The powerful storm sent golf ball-sized hail smashing down and left a large swath of destruction stretching from Alberta to Saskatchewan, with windows smashed, siding ripped from homes, power lines knocked down and crops flattened.
More than 350 hail claims from the storm have already been filed, covering more than 350,000 acres of damage, according to George Kueber, claims adjusting manager for the Agriculture Financial Services Corp. (AFSC), a provincial Crown corporation that insures Alberta farmers.
Researchers from the Canadian Severe Storms Laboratory at Western University in London, Ont., visited the area to inspect the aftermath.
“It started out as a bit of a typical supercell thunderstorm that comes out of the foothills south of Calgary. But quickly transformed into a high wind, big hail producer,” said David Sills, director of the laboratory’s Northern Tornadoes Project.

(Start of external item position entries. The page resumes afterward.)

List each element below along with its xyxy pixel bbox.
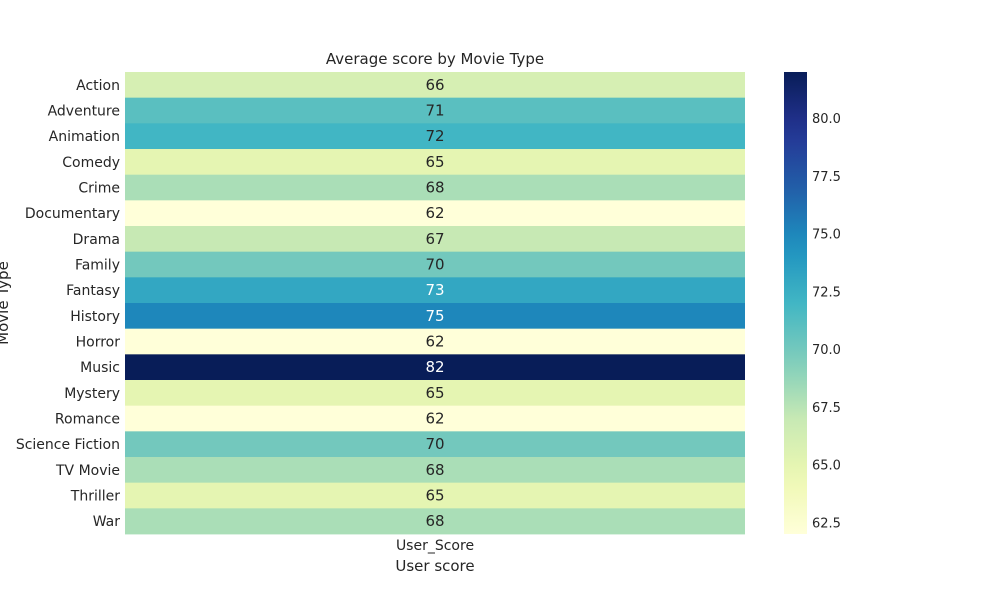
cell-value-label: 70 [425,435,444,453]
heatmap-cell [125,123,745,150]
colorbar-tick-label: 75.0 [812,228,841,243]
heatmap-cell [125,405,745,432]
heatmap-cell [125,97,745,124]
cell-value-label: 62 [425,410,444,428]
row-tick-label: TV Movie [55,463,120,479]
colorbar-tick-label: 62.5 [812,516,841,531]
row-tick-label: Music [80,360,120,376]
row-tick-label: Horror [76,335,121,351]
row-tick-label: Adventure [48,104,120,120]
heatmap-cell [125,277,745,304]
row-tick-label: Comedy [62,155,120,171]
cell-value-label: 67 [425,230,444,248]
heatmap-cell [125,200,745,227]
row-tick-label: Thriller [70,489,120,505]
heatmap-cell [125,431,745,458]
cell-value-label: 71 [425,102,444,120]
row-tick-label: Crime [78,181,120,197]
colorbar-gradient [784,72,807,534]
row-tick-label: Fantasy [66,283,120,299]
cell-value-label: 66 [425,76,444,94]
y-axis-label: Movie Type [0,261,12,345]
cell-value-label: 68 [425,461,444,479]
row-tick-label: History [70,309,120,325]
cell-value-label: 65 [425,153,444,171]
colorbar-tick-label: 77.5 [812,170,841,185]
row-tick-label: Mystery [64,386,120,402]
colorbar-tick-label: 80.0 [812,112,841,127]
row-tick-label: Documentary [25,206,120,222]
cell-value-label: 70 [425,256,444,274]
cell-value-label: 65 [425,487,444,505]
colorbar-tick-label: 65.0 [812,459,841,474]
row-tick-label: Science Fiction [16,437,120,453]
heatmap-cell [125,328,745,355]
row-tick-label: Family [75,258,120,274]
heatmap-cell [125,226,745,253]
heatmap-cells: 66 71 72 65 68 62 67 70 73 75 62 82 65 62 70 68 65 68 [125,72,745,535]
cell-value-label: 75 [425,307,444,325]
cell-value-label: 62 [425,333,444,351]
cell-value-label: 73 [425,281,444,299]
heatmap-cell [125,149,745,176]
heatmap-cell [125,482,745,509]
heatmap-cell [125,251,745,278]
x-axis-label: User score [395,557,474,575]
cell-value-label: 72 [425,127,444,145]
heatmap-cell [125,72,745,99]
chart-title: Average score by Movie Type [326,50,544,68]
column-tick-label: User_Score [396,538,474,554]
row-tick-labels: Action Adventure Animation Comedy Crime Docum… [16,78,120,530]
cell-value-label: 82 [425,358,444,376]
colorbar-tick-label: 72.5 [812,285,841,300]
row-tick-label: War [93,514,121,530]
heatmap-cell [125,380,745,407]
column-tick-labels: User_Score [396,538,474,554]
row-tick-label: Animation [49,129,120,145]
cell-value-label: 65 [425,384,444,402]
heatmap-cell [125,174,745,201]
heatmap-cell [125,303,745,330]
colorbar-tick-label: 70.0 [812,343,841,358]
row-tick-label: Action [76,78,120,94]
row-tick-label: Romance [55,412,120,428]
cell-value-label: 68 [425,512,444,530]
cell-value-label: 68 [425,179,444,197]
row-tick-label: Drama [73,232,120,248]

They used satellite imagery to measure the so-called ‘hail scar,’ showing the path of visible damage to crops and vegetation. The length covered 400 kilometres across, from Brant, Alta., about 100 kilometres southeast of Calgary, to Beechy Provincial Pasture in Saskatchewan, which is about 540 kilometres east of Calgary. The most severe damage stretched 11 kilometres wide from Brooks northward.
The researchers estimate winds reached up to 165 kilometres an hour — equivalent to an EF1 tornado.
Sills said they are still looking for damage reports to gain a fuller understanding of the storm’s impact.